Advantageously, said alternative version (c') of the original sample (x) can therefore be obtained through a destructive technique of the same sample.

Therefore, during the test step, only the samples (x) will be produced and from these, by (f), in particular by means of the "ANN_w", their label (y) will be calculated, as desired.

This mode is not transfer learning nor multi-modal learning which propose similar setups but conceptually distinct from the one presented herein.

APPLICATION EXAMPLE: Analysis of cell quantities in histology.

In the specific case, the application of the method proposed to histology is performed as follows:

obtaining (x), or the original image of the 3D sample of histological material, obtained in transmission or in partial reflection, using a microscope in clear light (which does not express fluorescence)

obtaining (c'), or the original image of the same 3D sample of histological material, obtained in transmission or in partial reflection, but using a different light source that makes the cells visible in fluorescence.

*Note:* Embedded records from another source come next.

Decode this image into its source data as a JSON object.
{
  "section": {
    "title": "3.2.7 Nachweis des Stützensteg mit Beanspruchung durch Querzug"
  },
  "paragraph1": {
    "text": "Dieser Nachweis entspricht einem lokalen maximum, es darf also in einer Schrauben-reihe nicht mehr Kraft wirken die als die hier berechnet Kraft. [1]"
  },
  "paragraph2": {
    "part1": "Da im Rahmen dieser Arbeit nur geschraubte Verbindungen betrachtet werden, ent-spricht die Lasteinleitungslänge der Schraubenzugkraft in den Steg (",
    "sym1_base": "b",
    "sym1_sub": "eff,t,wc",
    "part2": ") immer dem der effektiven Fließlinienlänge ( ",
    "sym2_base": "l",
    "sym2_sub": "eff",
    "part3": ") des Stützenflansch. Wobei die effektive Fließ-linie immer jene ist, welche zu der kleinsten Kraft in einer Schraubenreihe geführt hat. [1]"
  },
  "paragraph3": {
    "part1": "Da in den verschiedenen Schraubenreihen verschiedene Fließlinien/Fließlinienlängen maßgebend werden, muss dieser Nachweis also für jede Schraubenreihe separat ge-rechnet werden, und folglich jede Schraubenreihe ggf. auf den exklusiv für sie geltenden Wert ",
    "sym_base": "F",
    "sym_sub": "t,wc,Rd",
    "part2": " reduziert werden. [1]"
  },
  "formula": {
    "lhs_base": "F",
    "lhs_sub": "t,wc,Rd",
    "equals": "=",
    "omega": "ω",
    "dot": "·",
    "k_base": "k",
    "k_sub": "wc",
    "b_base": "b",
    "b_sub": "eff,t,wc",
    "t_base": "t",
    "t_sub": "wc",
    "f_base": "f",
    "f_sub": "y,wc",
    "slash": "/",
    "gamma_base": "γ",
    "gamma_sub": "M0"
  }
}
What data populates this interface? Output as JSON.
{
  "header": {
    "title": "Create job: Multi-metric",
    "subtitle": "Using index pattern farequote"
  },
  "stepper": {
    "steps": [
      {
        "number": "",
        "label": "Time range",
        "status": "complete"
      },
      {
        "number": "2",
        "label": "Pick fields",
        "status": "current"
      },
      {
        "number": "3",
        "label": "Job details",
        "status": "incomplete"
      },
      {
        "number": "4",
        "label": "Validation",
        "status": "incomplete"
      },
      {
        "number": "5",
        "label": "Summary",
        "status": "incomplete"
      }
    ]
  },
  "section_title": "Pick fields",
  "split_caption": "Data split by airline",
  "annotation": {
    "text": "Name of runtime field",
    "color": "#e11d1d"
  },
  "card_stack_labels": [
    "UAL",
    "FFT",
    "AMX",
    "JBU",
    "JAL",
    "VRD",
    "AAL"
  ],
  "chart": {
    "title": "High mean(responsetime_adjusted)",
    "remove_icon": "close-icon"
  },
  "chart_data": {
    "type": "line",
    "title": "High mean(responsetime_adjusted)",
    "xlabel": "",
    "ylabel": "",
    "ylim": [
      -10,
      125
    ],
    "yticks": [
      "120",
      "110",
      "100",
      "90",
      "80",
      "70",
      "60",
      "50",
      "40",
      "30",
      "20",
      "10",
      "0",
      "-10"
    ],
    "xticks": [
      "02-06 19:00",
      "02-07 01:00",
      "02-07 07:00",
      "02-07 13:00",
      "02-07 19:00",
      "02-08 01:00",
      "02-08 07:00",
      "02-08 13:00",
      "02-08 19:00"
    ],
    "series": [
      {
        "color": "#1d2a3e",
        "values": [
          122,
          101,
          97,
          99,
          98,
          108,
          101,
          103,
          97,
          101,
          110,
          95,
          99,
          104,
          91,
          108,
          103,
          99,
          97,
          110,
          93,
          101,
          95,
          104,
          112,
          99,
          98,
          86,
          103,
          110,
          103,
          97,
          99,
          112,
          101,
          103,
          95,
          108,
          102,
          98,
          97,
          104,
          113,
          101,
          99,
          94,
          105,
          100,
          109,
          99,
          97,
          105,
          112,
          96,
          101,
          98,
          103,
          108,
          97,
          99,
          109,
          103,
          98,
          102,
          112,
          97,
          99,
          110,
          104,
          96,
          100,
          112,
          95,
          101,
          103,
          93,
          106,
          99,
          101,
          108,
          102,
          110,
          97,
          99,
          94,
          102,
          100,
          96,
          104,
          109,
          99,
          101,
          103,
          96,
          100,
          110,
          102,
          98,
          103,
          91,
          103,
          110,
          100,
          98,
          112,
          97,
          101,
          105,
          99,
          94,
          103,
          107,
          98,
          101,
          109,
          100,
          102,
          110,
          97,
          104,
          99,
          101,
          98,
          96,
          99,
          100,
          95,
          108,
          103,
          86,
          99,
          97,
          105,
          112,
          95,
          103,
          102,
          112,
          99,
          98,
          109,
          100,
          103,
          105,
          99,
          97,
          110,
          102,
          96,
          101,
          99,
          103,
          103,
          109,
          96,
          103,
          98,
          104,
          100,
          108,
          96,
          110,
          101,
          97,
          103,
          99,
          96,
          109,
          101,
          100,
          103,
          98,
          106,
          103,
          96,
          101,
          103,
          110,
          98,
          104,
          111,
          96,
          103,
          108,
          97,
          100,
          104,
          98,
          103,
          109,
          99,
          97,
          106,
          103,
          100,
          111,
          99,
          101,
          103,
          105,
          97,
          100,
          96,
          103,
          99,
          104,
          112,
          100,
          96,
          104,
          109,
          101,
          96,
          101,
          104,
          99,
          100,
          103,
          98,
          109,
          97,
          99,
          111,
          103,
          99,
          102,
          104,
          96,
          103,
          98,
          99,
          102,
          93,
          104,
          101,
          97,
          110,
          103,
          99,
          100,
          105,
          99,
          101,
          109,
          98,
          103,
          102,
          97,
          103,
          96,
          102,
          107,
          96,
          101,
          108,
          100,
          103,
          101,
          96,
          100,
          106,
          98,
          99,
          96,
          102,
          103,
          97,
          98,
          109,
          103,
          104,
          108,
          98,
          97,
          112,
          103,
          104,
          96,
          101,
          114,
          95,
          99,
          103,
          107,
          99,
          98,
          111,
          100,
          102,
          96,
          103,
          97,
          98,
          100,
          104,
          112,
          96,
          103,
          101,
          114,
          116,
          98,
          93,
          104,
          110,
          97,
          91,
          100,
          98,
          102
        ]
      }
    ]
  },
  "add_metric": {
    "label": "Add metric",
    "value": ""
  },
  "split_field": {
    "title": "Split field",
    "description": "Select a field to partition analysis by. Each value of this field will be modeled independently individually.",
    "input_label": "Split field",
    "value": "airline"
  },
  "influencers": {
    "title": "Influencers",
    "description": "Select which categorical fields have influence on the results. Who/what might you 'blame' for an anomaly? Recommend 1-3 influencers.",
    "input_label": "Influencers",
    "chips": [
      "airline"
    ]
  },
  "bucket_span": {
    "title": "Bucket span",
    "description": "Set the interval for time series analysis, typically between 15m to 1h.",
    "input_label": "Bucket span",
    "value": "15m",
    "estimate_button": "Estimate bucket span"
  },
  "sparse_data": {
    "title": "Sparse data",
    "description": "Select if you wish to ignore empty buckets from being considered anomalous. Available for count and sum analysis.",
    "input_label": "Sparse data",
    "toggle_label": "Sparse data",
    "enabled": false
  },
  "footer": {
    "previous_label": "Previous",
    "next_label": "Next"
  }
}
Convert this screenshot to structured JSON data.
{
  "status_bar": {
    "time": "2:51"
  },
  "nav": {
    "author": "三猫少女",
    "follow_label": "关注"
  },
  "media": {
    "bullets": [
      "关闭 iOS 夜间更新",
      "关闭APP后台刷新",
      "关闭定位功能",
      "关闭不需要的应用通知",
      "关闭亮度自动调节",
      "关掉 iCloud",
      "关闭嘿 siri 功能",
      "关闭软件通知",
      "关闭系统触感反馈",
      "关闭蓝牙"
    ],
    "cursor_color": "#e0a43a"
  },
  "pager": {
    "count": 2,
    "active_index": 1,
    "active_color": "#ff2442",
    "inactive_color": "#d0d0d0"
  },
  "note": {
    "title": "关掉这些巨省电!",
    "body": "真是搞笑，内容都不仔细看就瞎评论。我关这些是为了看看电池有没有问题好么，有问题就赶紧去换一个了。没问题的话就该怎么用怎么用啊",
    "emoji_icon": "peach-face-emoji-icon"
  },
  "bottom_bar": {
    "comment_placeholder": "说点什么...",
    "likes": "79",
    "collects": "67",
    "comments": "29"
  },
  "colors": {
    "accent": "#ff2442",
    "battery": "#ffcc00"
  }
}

This investigation is destructive because the cells must be chemically labeled (staining) to express fluorescence.

In particular, (g) is the statistical count (sum or variance) of the amount of fluorescence per unit of measurement (e.g. intensity/pixel A 2) which defines (y') as the cell density in scale [0-100] (that is, the label 0 is equivalent to "no cell present in the sample" and the label 100 is equivalent to "a sample completely saturated with cells").

In particular, as can be seen from the above, the present method is able to estimate physical, biological, statistical and/or chemical properties in a three-dimensional volume of material.

Furthermore, as mentioned, the material can be solid, liquid or gaseous, i.e. the material can be in the form of a liquid with cells in suspension, or in the form of a substrate, for example woody or ferrous, with a coating layer deposited above, for example a layer of plastic material and whose thickness is to be known by a non-destructive technique.

As mentioned above, it is also contemplated that the production mode of the projection or image is transmissive (figure 1 ), or that it is partially reflective (figure 2).

Moreover the light source can be of any frequency or composition of frequencies and/or the acquisition sensor can be of digital type or of analog type, that is to say, one starts from a picture on a photographic film which is then appropriately digitized.

Moreover, the present method is adapted to be implemented in a digital image processing and analysis apparatus.

The present invention is susceptible of evident industrial application. The man in the art will also be able to devise numerous modifications and/or variations to be made to the same invention, while remaining within the scope of the inventive concept, as extensively explained. Moreover, the man skilled in the art will be able to devise further preferred embodiments of the invention which include one or more of the above illustrated features of the preferred embodiment. Moreover, it must also be understood that all the details of the invention can be replaced by technically equivalent elements.